Recently, the thinktank RethinkX released a report entitled “Rethinking Climate Change” that detailed how people and industries could reduce carbon emissions by nearly 90 percent. The study’s central argument detailed how switching to cleaner, sustainable food production methods like cellular agriculture could stop the dangerous emissions enough to save the planet.

“As the most inefficient and economically vulnerable part of the industrial food system, cow products will be the first to feel the full force of the food distribution,” the report reads. "By 2030, the number of cows in the United States will have fallen by 50 percent, and the cattle farming industry will be all but bankrupt. All other commercial livestock industries worldwide will quickly follow the same fate as will commercial fisheries and aquaculture.”

Atelier Crenn’s menu change is the latest of a growing trend surrounding cultivate and cell-based meat. In May, Eat Just announced that it raised $170 million during an investment round for its GOOD Meat brand. The company already debuted its cultivated chicken product at the JW Marriot Singapore South Beach due to Singapore’s relaxed regulations regarding cell-based products.

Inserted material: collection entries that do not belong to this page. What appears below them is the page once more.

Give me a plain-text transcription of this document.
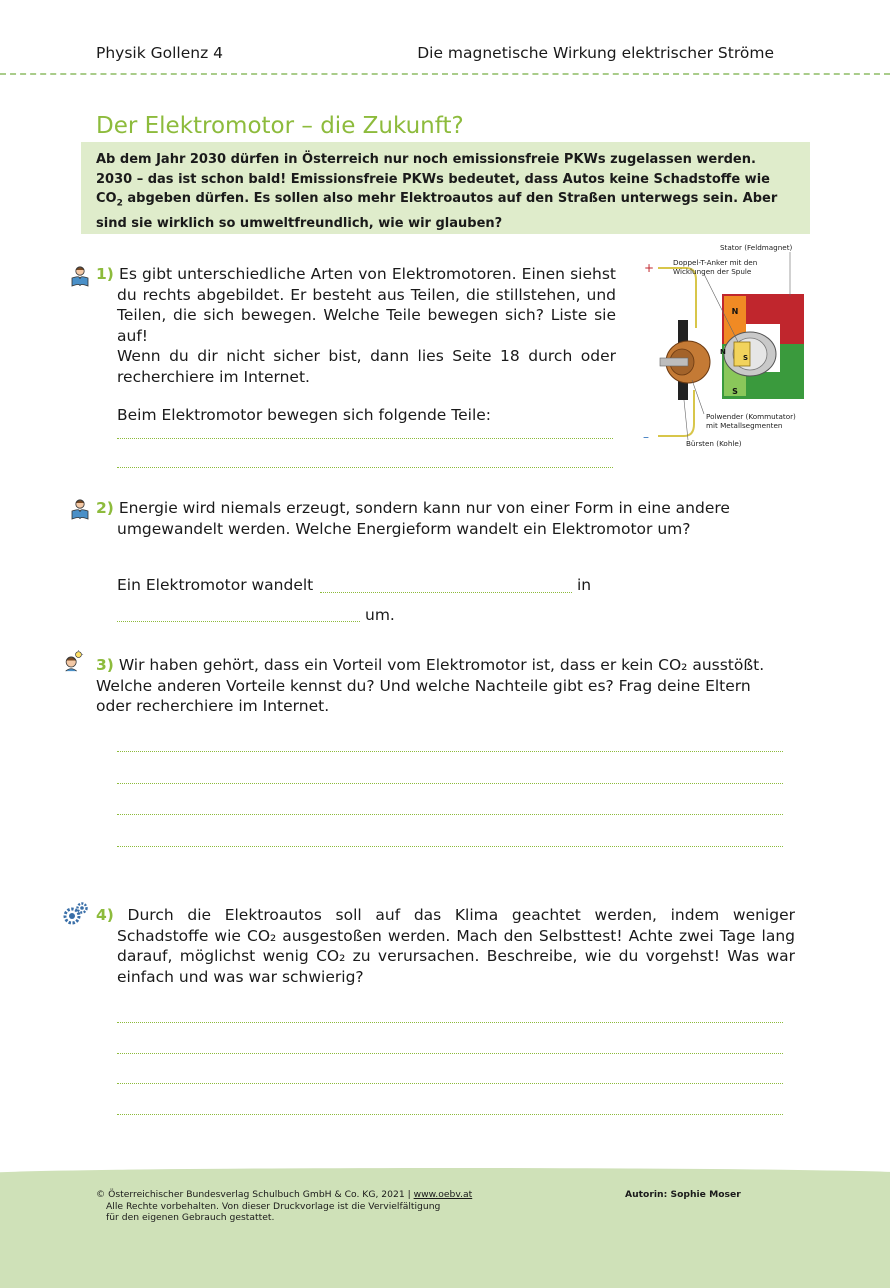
Physik Gollenz 4	Die magnetische Wirkung elektrischer Ströme
Der Elektromotor – die Zukunft?

Ab dem Jahr 2030 dürfen in Österreich nur noch emissionsfreie PKWs zugelassen werden. 2030 – das ist schon bald! Emissionsfreie PKWs bedeutet, dass Autos keine Schadstoffe wie $CO_2$ abgeben dürfen. Es sollen also mehr Elektroautos auf den Straßen unterwegs sein. Aber sind sie wirklich so umweltfreundlich, wie wir glauben?

1) Es gibt unterschiedliche Arten von Elektromotoren. Einen siehst du rechts abgebildet. Er besteht aus Teilen, die stillstehen, und Teilen, die sich bewegen. Welche Teile bewegen sich? Liste sie auf!

Wenn du dir nicht sicher bist, dann lies Seite 18 durch oder recherchiere im Internet.

Beim Elektromotor bewegen sich folgende Teile:

N
S
N
S
+
–
Stator (Feldmagnet)
Doppel-T-Anker mit den
Wicklungen der Spule
Polwender (Kommutator)
mit Metallsegmenten
Bürsten (Kohle)

2) Energie wird niemals erzeugt, sondern kann nur von einer Form in eine andere umgewandelt werden. Welche Energieform wandelt ein Elektromotor um?

Ein Elektromotor wandelt	in
um.

3) Wir haben gehört, dass ein Vorteil vom Elektromotor ist, dass er kein CO₂ ausstößt.

Welche anderen Vorteile kennst du? Und welche Nachteile gibt es? Frag deine Eltern oder recherchiere im Internet.

4) Durch die Elektroautos soll auf das Klima geachtet werden, indem weniger Schadstoffe wie CO₂ ausgestoßen werden. Mach den Selbsttest! Achte zwei Tage lang darauf, möglichst wenig CO₂ zu verursachen. Beschreibe, wie du vorgehst! Was war einfach und was war schwierig?

© Österreichischer Bundesverlag Schulbuch GmbH & Co. KG, 2021 | www.oebv.at
Alle Rechte vorbehalten. Von dieser Druckvorlage ist die Vervielfältigung
für den eigenen Gebrauch gestattet.
Autorin: Sophie Moser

The cell-based movement is currently awaiting full-scale governmental certification. Currently, companies including Eat Just and UPSIDE Foods await certification from the United States Department of Agriculture and the Food and Drug Administration. However, the cell-based industry has not experienced financial stagnation without certification. A report from the Good Food Institute found that the cultivated meat industry accumulated more than $360 million last year. The report goes on to highlight the rapid growth relating to its rapid acceptance among consumers, which will be helped by restaurants like JW Marriot and Atelier Crenn.

“Just as fully electric cars will someday simply be referred to as ‘cars,’ cultivated meat can become the default if the industry receives adequate public and private funding to scale up,” Managing Director of Good Food Institute Mirte Gosker said. “Forward-thinking hospitality leaders like JW Marriott Singapore South Beach and restaurants like Madame Fan are providing a sneak peek of what’s possible in that safer and more sustainable future.”